O processo seletivo da Donaduzzi é dividido em três etapas. A primeira consiste em uma redação dissertativo-argumentativa. As fases seguintes avaliam o perfil acadêmico e o comportamento dos candidatos.
A seleção é realizada por agendamento e pode durar até quatro horas. Segundo Dayane Sabec, gerente acadêmica da instituição, as etapas ocorrem em grupos reduzidos, o que garante maior precisão e efetividade na avaliação.
Outras universidades reforçam que o vestibular precisa ir além da aferição de conteúdo. Para Tatsuo Iwata, vice-presidente acadêmico da ESPM, o mercado de trabalho exige cada vez mais competências como pensamento crítico, resolução de problemas, comunicação clara, criatividade e postura ética.
“A prova tradicional avalia conhecimentos cognitivos, mas não capta plenamente essas competências.
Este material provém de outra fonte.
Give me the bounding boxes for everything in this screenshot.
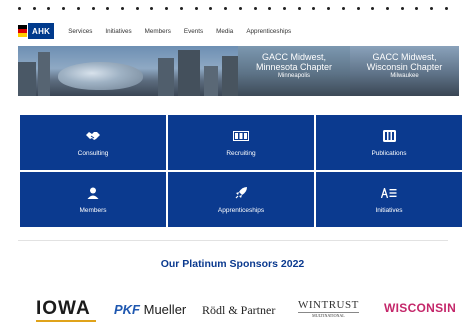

Por isso, optamos por um modelo ampliado, capaz de observar o candidato de forma mais completa e coerente com o perfil profissional exigido atualmente”, afirma.
Na ESPM, diferentemente de outras instituições, a fase de entrevista ocorre antes da prova escrita. A nota final do processo seletivo é composta pela soma das pontuações das duas etapas.
Iwata destaca que esse formato tem caráter qualitativo e complementa a objetividade da prova escrita. Segundo ele, a entrevista permite avaliar motivação, clareza na escolha do curso, capacidade de argumentação, autonomia intelectual, criatividade e visão de mundo do candidato.
“Dessa forma, a entrevista confirma e amplia o que se observa na prova — e muitas vezes revela potenciais que não aparecem em um exame tradicional”, afirma.
Júlio Monte, do Ensino Einstein, ressalta que as situações apresentadas durante as avaliações não são excessivamente complexas e fazem parte do cotidiano dos estudantes.
“Nós nos surpreendemos com o poder de argumentação desses jovens. Não exigimos a maturidade de um adulto, pois sabemos que estamos avaliando jovens de 17 ou 18 anos durante apenas seis minutos”, explica.
De acordo com as instituições, os entrevistadores passam por treinamentos específicos. Na ESPM, por exemplo, a formação inclui capacitações com psicólogos e pedagogos, com o objetivo de padronizar critérios e garantir equidade nas entrevistas.
Na Faculdade Donaduzzi, as entrevistas são conduzidas por profissionais de uma empresa externa especializada nesse tipo de avaliação, composta por psicólogos e especialistas em recursos humanos.
Já no Einstein, os avaliadores também recebem treinamento, mas o quadro é formado por profissionais da própria instituição, como médicos, enfermeiros e psicólogos.